Paranoyed

Роман Макеев 2
Всё, что не убивает, делает меня сильнее.
Угу, товарищ Ницше, ну конечно. Похоже, я бессмертен и всесилен. Потому что ещё жив. Но это шутка. Шутка глупая и не смешная.
Вчера я пережил самые долгие полминуты во всей жизни. Лифт кряхтел, вздыхал как старый дед, и взбираться вверх не торопился. Если в правду меня должен прикончить лифт, то почему бы и не этот?
Распахнутая пасть лифта напомнила мне хищное растение. Те также, разбросав лепестки с приманкой, поджидали насекомых. Стоит наивной мухе или таракану польститься на запах свежего нектара, створки немедленно смыкаются, растворяя в себе жертву навсегда. Вчера мне показалось, что двери лифта закрываются навеки. Судьба моя остаться здесь, внутри. Лифт будет замирать на этажах, тревожно гудеть, не открывая дверцы, и снова устало ползти куда-то вверх, переваривая меня тысячу лет.

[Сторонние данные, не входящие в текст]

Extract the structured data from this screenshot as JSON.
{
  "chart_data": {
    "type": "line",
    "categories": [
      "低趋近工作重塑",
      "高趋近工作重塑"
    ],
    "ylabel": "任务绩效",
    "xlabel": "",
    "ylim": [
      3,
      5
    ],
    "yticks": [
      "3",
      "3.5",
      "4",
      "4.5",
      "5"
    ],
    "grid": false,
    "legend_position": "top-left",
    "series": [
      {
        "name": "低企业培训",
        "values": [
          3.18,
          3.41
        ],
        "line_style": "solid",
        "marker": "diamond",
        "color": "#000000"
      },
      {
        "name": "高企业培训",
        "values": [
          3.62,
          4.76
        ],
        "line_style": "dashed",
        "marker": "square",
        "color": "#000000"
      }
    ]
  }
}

Пит сказал мне (вот странно, почему он Пит, когда его зовут Сергей?): укрыться можно здесь. Старенькая однушка, седьмой этаж панельника в спальном районе. Никто не сыщет. Выползать в ближайший магазин в случае необходимости и по возможности не озираться.
А если Пит заодно с ними? Тогда конец. Раздолбанная хата, где до меня никто не жил уже лет пять станет моим последним домом. Даже тело можно не выносить. Зароют в землю всю квартиру.
Я тревожно слушаю подъезд. Лифт скрипит дверьми на этажах. Сомневаюсь, что кто-нибудь ещё видит в нём монстра. Для всех он в доску свой – родной и старый, но не бесполезный. Он помнит первых детей этого дома, которые сегодня возят в нём уже своих детей. Их он не тронет. Для него они не люди – обычные игровые боты, часть виртуального мира.
«Если лифт сам не убьёт меня», - размышляю я, - то почему не может быть чьим-то сообщником?»
Перед сном гашу свет. Ночью, как ни хотелось бы, гореть не должен. Привлекать внимание нельзя. Тьма маслянистая и липкая, обволакивает всё пространство и не разрешает спать. Я вновь и вновь слушаю подъезд. Сейчас, быть может, сейчас… сообщник-лифт привезёт кого-то, кто тихо вскроет дверь, войдёт. И тьма его не испугает, в ней он абсолютно свой. Войдёт, и я оцепенею. Ужас, жуткий ужас вязальной спицей пройдёт сквозь моё сердце. Я не смогу пошевелиться и с какой-то обречённой неотвратимостью увижу, как будут убивать. Незнакомец в тёмном плаще и обязательно в шляпе, каких давно уже не носят, сольётся с тьмой. Только лицо, бесстрастное лицо сжатыми полосками губ разольётся отвратительно невнятным бежевым пятном.
Достанет ли он спицу? Или случится всё иначе? Я не знаю.
Ночами лифт работает редко. Пару раз я всё же испытывал то самое оцепенение, когда створки с противным визгом распахивались у меня на этаже. Наверное, на ветру так скрипят виселицы с забытыми останками повешенных годы назад.
«Неужели»?
Нет. Звенели ключи, раскрывались и захлопывались соседские двери, всё оставалось как прежде. Пока.
Забываюсь я ближе к утру. Когда прихожу в себя, сквозь давно немытое окно нагло лезут лучи солнца. Тревога отступает. Ненадолго. Сколько мне ещё здесь находиться?